THE CHARLESTON GAZETTE - 11/11/2004
(reprinted in Los Angeles Jewish Journal)
TRACING THE EVOLUTION OF MORAL VALUES
By JAMES HAUGHT
AFTER evangelical voters citing "moral values" tipped last week's election to President Bush, many observers noted that America has two different sets of moral values.
There are the humane ones espoused by Jesus: compassion for the poor and underdogs, support for peace, care for the sick, opposition to the death penalty, a desire to keep religion private and personal, etc.
And there are the puritanical ones of so-called social conservatives: hostility to gays, antipathy to Hollywood, opposition to stem cell research, a desire to jail doctors and women for abortion, support for government-backed religion, and the like.
The latter values carried the day for Bush.
How did social conservatives rise to political power in America? It's a long story, involving the nation's remarkable social transformation:
Back in the 1950s, when I was young, moral values were oppressive: You could be jailed for looking at the equivalent of today's R-rated movies or Playboy magazine - and gays were sent to prison for "sodomy" - and it was a crime to buy a cocktail or a lottery ticket in West Virginia - and blacks were forbidden to enter white schools, restaurants, hotels, theaters, pools, etc. - and it was a crime for interracial couples to marry - and Jews were banned from some clubs - and birth control was still a crime in some states - and "blue laws" made it illegal for stores to open on Sunday - and divorce or unwed pregnancy was hush-hush - and police might jail an unmarried couple for sharing a bedroom - and a doctor who performed an abortion faced prison - and schoolchildren were led in government-mandated prayers every morning - etc., etc.
Of course, there was "sin" in the '50s. Charleston bootleggers furtively supplied illegal booze, and pornography circulated illicitly, and some unwed couples hid away, and so forth. But it was generally an era of moral taboos.
Then came the historic civil rights movement and the youth rebellion, mostly in the 1960s, America's liberal heyday. Young protesters fought the Vietnam draft, blacks marched for equality, courts struck down censorship, and human rights laws were passed. The sexual revolution snowballed. Bigotry became unlawful. Despite the adolescent excesses of the 1960s, it was a time of moral improvement, in my view. Many old prejudices were swept aside.
Then a backlash occurred in the 1970s and '80s. Fundamentalists, who previously had seemed a mere fringe, began mobilizing against the wave of "wickedness" that had arrived. Historic U.S. Supreme Court rulings in 1962 and '63 against government-led school prayer, plus the 1974 opinion legalizing women's right to choose abortion, along with the easing of social stigmas against gays, etc., all convinced them that Satan was gaining control of America.
Evangelist Jerry Falwell coalesced this group by forming the Moral Majority. He demanded restoration of school prayer, crackdowns on porn, recriminalization of abortion, ostracism of gays, etc. This group yearned for a return to the "moral" 1950s - seemingly unaware that it had been a time of harsh prejudice.

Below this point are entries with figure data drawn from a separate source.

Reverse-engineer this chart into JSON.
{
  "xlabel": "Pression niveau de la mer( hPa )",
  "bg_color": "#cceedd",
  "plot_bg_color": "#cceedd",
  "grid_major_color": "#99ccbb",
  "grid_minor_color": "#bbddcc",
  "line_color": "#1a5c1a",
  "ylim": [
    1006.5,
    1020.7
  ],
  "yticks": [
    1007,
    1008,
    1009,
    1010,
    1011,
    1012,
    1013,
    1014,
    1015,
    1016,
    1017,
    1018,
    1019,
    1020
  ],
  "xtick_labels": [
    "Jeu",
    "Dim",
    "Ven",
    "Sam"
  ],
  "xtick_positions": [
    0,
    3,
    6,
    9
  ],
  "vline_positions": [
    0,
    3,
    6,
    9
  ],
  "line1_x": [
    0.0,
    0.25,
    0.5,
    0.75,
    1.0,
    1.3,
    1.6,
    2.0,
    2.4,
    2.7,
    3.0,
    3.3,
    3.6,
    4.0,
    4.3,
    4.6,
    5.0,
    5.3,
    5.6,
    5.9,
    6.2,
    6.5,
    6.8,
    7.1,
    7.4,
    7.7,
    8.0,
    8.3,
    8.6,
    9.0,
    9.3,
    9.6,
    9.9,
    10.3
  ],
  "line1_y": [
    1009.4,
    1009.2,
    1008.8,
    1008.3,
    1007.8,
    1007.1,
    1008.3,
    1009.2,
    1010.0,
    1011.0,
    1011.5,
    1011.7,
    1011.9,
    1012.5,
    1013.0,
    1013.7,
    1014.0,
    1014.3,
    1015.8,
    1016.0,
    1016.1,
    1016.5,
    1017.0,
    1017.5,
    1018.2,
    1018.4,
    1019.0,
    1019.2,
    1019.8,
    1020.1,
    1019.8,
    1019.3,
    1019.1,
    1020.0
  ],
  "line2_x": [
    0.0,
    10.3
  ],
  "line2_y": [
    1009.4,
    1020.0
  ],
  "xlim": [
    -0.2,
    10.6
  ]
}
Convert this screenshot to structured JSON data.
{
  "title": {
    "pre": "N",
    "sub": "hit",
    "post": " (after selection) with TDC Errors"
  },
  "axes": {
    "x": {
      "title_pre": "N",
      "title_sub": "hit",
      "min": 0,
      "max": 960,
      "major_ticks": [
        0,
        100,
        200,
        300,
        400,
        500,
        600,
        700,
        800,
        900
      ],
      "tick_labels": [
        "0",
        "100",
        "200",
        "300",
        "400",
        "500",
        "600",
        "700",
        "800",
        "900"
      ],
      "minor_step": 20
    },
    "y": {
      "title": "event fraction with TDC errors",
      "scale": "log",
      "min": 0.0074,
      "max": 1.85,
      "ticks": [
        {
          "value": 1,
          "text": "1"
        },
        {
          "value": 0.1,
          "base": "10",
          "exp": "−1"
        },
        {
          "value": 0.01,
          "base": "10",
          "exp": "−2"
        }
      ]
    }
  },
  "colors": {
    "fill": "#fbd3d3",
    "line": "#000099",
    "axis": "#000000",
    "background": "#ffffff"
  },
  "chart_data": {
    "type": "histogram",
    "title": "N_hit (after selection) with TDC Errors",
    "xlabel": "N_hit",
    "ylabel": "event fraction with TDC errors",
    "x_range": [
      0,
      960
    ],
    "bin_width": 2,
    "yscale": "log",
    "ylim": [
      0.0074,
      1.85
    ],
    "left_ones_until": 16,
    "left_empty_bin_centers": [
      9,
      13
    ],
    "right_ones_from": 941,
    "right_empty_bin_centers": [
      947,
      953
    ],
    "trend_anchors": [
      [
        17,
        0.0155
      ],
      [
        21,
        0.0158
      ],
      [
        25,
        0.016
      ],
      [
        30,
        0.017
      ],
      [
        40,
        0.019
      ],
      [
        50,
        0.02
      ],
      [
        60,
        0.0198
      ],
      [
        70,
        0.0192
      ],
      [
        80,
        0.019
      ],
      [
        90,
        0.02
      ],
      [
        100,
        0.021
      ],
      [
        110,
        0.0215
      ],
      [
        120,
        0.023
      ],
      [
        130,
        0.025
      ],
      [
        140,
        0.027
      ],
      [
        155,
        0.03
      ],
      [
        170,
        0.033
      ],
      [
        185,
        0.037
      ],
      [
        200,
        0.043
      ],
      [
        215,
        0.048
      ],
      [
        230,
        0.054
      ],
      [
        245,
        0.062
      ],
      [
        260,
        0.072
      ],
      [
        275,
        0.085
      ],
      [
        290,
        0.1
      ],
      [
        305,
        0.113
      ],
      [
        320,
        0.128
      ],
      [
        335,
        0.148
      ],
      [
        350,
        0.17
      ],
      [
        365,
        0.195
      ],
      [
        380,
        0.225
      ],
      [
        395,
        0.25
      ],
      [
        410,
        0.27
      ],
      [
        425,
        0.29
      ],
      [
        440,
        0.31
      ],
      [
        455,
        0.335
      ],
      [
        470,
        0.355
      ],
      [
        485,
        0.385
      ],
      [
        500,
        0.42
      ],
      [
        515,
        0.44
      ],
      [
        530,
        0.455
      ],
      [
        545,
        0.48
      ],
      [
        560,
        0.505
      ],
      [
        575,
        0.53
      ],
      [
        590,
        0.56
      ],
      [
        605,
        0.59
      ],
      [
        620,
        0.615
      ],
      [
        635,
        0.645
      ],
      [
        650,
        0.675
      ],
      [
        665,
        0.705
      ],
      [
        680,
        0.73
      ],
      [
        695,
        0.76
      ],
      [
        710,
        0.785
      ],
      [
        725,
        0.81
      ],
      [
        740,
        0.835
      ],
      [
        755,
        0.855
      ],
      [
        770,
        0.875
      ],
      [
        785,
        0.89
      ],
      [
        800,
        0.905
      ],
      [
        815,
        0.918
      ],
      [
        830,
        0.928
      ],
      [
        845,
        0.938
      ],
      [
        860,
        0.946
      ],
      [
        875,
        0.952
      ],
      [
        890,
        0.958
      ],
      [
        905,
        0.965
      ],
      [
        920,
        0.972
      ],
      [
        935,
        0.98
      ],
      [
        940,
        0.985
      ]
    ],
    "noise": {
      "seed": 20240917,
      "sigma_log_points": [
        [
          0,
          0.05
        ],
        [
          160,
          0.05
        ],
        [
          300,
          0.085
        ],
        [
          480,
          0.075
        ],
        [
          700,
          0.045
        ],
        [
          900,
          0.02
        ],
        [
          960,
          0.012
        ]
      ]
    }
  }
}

In olden days, most fundamentalists, being largely blue-collar folks, had tended to be Democrats. But they began finding an ally in the Republican Party. In 1980, they were instrumental in electing Ronald Reagan president. When the Moral Majority faded, it was replaced by evangelist Pat Robertson's Christian Coalition, again solidly Republican.

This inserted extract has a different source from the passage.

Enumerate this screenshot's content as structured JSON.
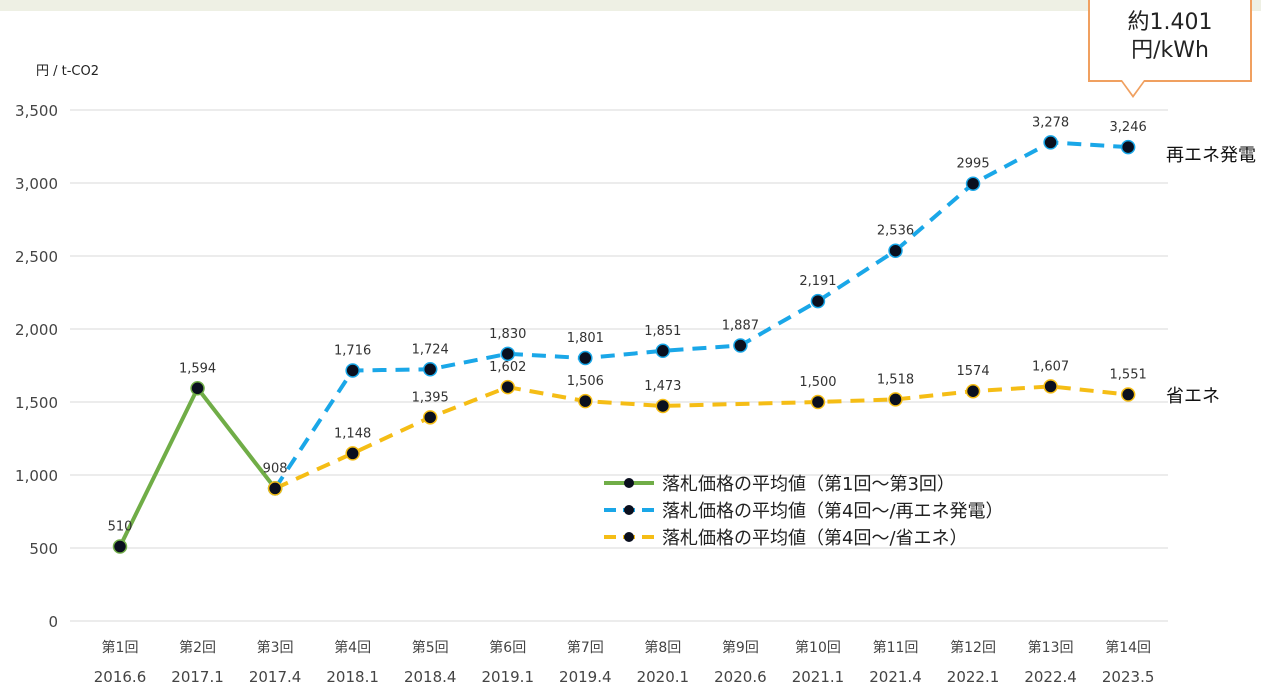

Gradually, white evangelicals and fundamentalists became a wing of the GOP - anchoring the "base" that Karl Rove milks for Republican votes. The group is especially devoted to George W. Bush because he underwent an emotional conversion after years of heavy drinking - which makes him their hero, "one of us." Conservative Catholics joined this base.
Meanwhile, liberal mainline churches - which advocate the humanitarian values Jesus stood for - have shrunk in America, losing millions of members. The tide has flowed toward fundamentalism and narrow morality. Some in the latter camp even say born-again President Jimmy Carter isn't a real Christian because he doesn't embrace the "religious right" political agenda. Carter quit the Southern Baptist Church in protest of its hidebound outlook.
So, today, white evangelicals are a mighty political force. Over the past decade, many researchers have found that Americans who attend church more than once a week are the most ardent Republican voters - while those who don't worship generally vote Democratic. This gives the GOP a huge power base, because America is more religious than other advanced nations.
Is this lineup permanent? Nobody knows, because the future is unforeseeable. Maybe America gradually will follow Europe, Australia and other societies where churchgoing has faded. There are hints of rising U.S. secularism. In 1993, the National Opinion Research Center at the University of Chicago found that only 9 percent of U.S. respondents said they have no religion, but this group rose to 14 percent by 2002. During the same period, the ratio of Americans identifying themselves as Protestants fell from 63 to 52 percent. If this trend continues, it could weaken the GOP core.
Right now, however, America must live with an odd reality: a political powerhouse of evangelicals driven by moral values contradicting those of Jesus.